Toulon-Var-Technologies a engrangé cette réflexion prospective pour faire vivre des projets.
En effet la visibilité de Toulon sur ses savoir-faire était très faible ((DCN, recherche acoustique, génie océanique etc). Aucune filière n'était liée à ces compétences.
De petites entreprises dépendaient complètement d'un seul donneur d'ordre, la DCN. Quant à celle-ci, elle n'avait pas de souci de compétitivité, n'en ayant ni l'habitude, ni la culture. Par contre, une véritable culture d'accompagnement de l'action de l'État existait.

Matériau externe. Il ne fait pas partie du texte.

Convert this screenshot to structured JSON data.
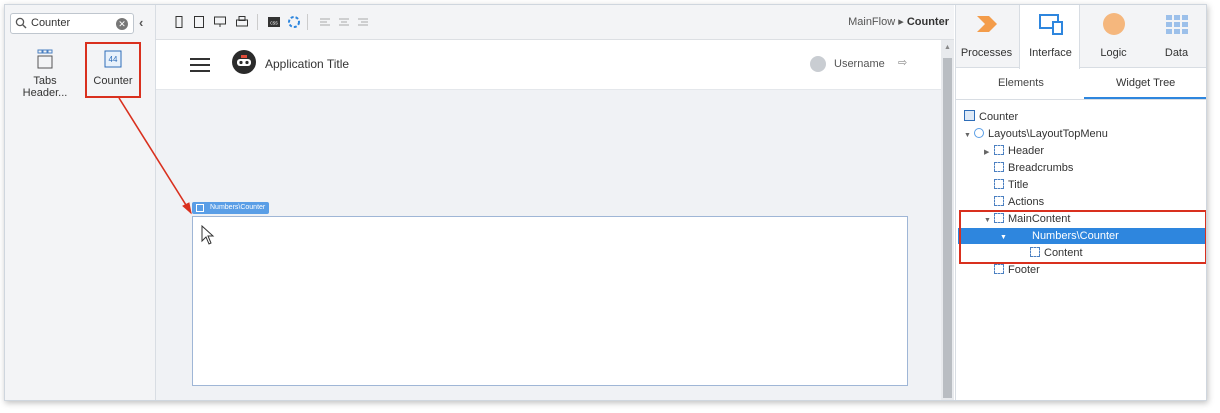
{
  "search": {
    "value": "Counter"
  },
  "toolbox": {
    "items": [
      {
        "label": "Tabs Header..."
      },
      {
        "label": "Counter"
      }
    ]
  },
  "breadcrumb": {
    "flow": "MainFlow",
    "separator": "▸",
    "screen": "Counter"
  },
  "app": {
    "title": "Application Title",
    "username": "Username"
  },
  "canvas": {
    "widget_tag": "Numbers\\Counter"
  },
  "tabs": [
    {
      "label": "Processes",
      "color": "#f39c4a"
    },
    {
      "label": "Interface",
      "color": "#2e86de"
    },
    {
      "label": "Logic",
      "color": "#f5b77d"
    },
    {
      "label": "Data",
      "color": "#9cc0ea"
    }
  ],
  "subtabs": {
    "elements": "Elements",
    "widget_tree": "Widget Tree"
  },
  "tree": [
    {
      "label": "Counter"
    },
    {
      "label": "Layouts\\LayoutTopMenu"
    },
    {
      "label": "Header"
    },
    {
      "label": "Breadcrumbs"
    },
    {
      "label": "Title"
    },
    {
      "label": "Actions"
    },
    {
      "label": "MainContent"
    },
    {
      "label": "Numbers\\Counter"
    },
    {
      "label": "Content"
    },
    {
      "label": "Footer"
    }
  ],
  "colors": {
    "accent": "#2e86de",
    "highlight": "#d9301e"
  }
}
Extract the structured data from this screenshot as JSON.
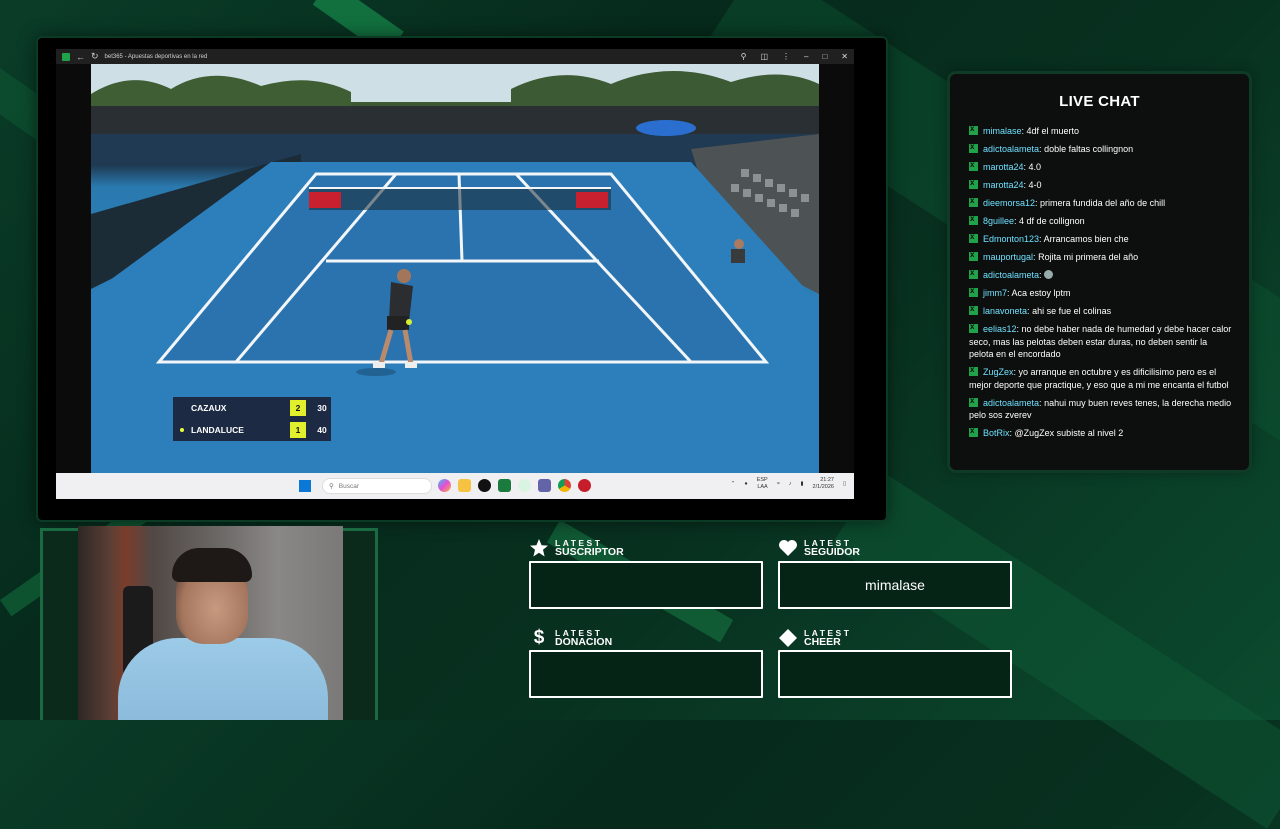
{
  "browser": {
    "tab_title": "bet365 - Apuestas deportivas en la red"
  },
  "scoreboard": {
    "players": [
      {
        "name": "CAZAUX",
        "sets": "2",
        "points": "30",
        "serving": false
      },
      {
        "name": "LANDALUCE",
        "sets": "1",
        "points": "40",
        "serving": true
      }
    ]
  },
  "taskbar": {
    "search_placeholder": "Buscar",
    "language": "ESP",
    "language_sub": "LAA",
    "time": "21:27",
    "date": "2/1/2026"
  },
  "chat": {
    "title": "LIVE CHAT",
    "messages": [
      {
        "user": "mimalase",
        "text": " 4df el muerto"
      },
      {
        "user": "adictoalameta",
        "text": " doble faltas collingnon"
      },
      {
        "user": "marotta24",
        "text": " 4.0"
      },
      {
        "user": "marotta24",
        "text": " 4-0"
      },
      {
        "user": "dieemorsa12",
        "text": " primera fundida del año de chill"
      },
      {
        "user": "8guillee",
        "text": " 4 df de collignon"
      },
      {
        "user": "Edmonton123",
        "text": " Arrancamos bien che"
      },
      {
        "user": "mauportugal",
        "text": " Rojita mi primera del año"
      },
      {
        "user": "adictoalameta",
        "text": " "
      },
      {
        "user": "jimm7",
        "text": " Aca estoy lptm"
      },
      {
        "user": "lanavoneta",
        "text": " ahi se fue el colinas"
      },
      {
        "user": "eelias12",
        "text": " no debe haber nada de humedad y debe hacer calor seco, mas las pelotas deben estar duras, no deben sentir la pelota en el encordado"
      },
      {
        "user": "ZugZex",
        "text": " yo arranque en octubre y es dificilisimo pero es el mejor deporte que practique, y eso que a mi me encanta el futbol"
      },
      {
        "user": "adictoalameta",
        "text": " nahui muy buen reves tenes, la derecha medio pelo sos zverev"
      },
      {
        "user": "BotRix",
        "text": " @ZugZex subiste al nivel 2"
      }
    ]
  },
  "latest": {
    "suscriptor": {
      "small": "LATEST",
      "big": "SUSCRIPTOR",
      "value": ""
    },
    "seguidor": {
      "small": "LATEST",
      "big": "SEGUIDOR",
      "value": "mimalase"
    },
    "donacion": {
      "small": "LATEST",
      "big": "DONACION",
      "value": ""
    },
    "cheer": {
      "small": "LATEST",
      "big": "CHEER",
      "value": ""
    }
  },
  "colors": {
    "accent_green": "#1fa24a",
    "chat_user": "#6fe0ff",
    "background": "#062a1c"
  }
}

Le Var n'était pas positionné dans la Région sur certaines activités, alors même qu'elles existaient à des niveaux intéressants. Sur l'impulsion du Conseil Général, Toulon-Var-Technologies a eu mission de constituer une communauté scientifique varoise et de s'attacher aux donneurs d'ordre locaux.
Éléments de bilan : la qualité des formations
En 10 ans d'activités, le paysage a changé. Les capacités de dialogue et de négociation au niveau Régional se sont accrues.
Sur la formation, le bilan est positif tant au plan quantitatif qu'au plan qualitatif.
Un groupe de travail a lancé un projet de collaboration avec la DCN en tant que partenaire industriel fort. La réflexion sur les besoins de formation est menée au niveau régional, non plus seulement local.
En lien avec les compétences locales ont été créées des Maîtrises de Sciences et Techniques spécialisées (sciences de la Mer), premières de ce type en France.
L'Institut Supérieur d'Électronique de la Méditerranée (ISEM : établissement privé) s'est implanté et travaille avec un réseau national (Paris, Brest, Lille) et européen. Le taux de placement de ses étudiants est de 100 %. L'École Supérieure des Techniques Industrielles également implantée est le deuxième établissement national dépendant de l'Université de Saint-Ouen.
L'Etat et la Chambre de Commerce ont créé l'Institut Méditerranéen de la Qualité que coordonne et dirige Toulon-Var-Technologies.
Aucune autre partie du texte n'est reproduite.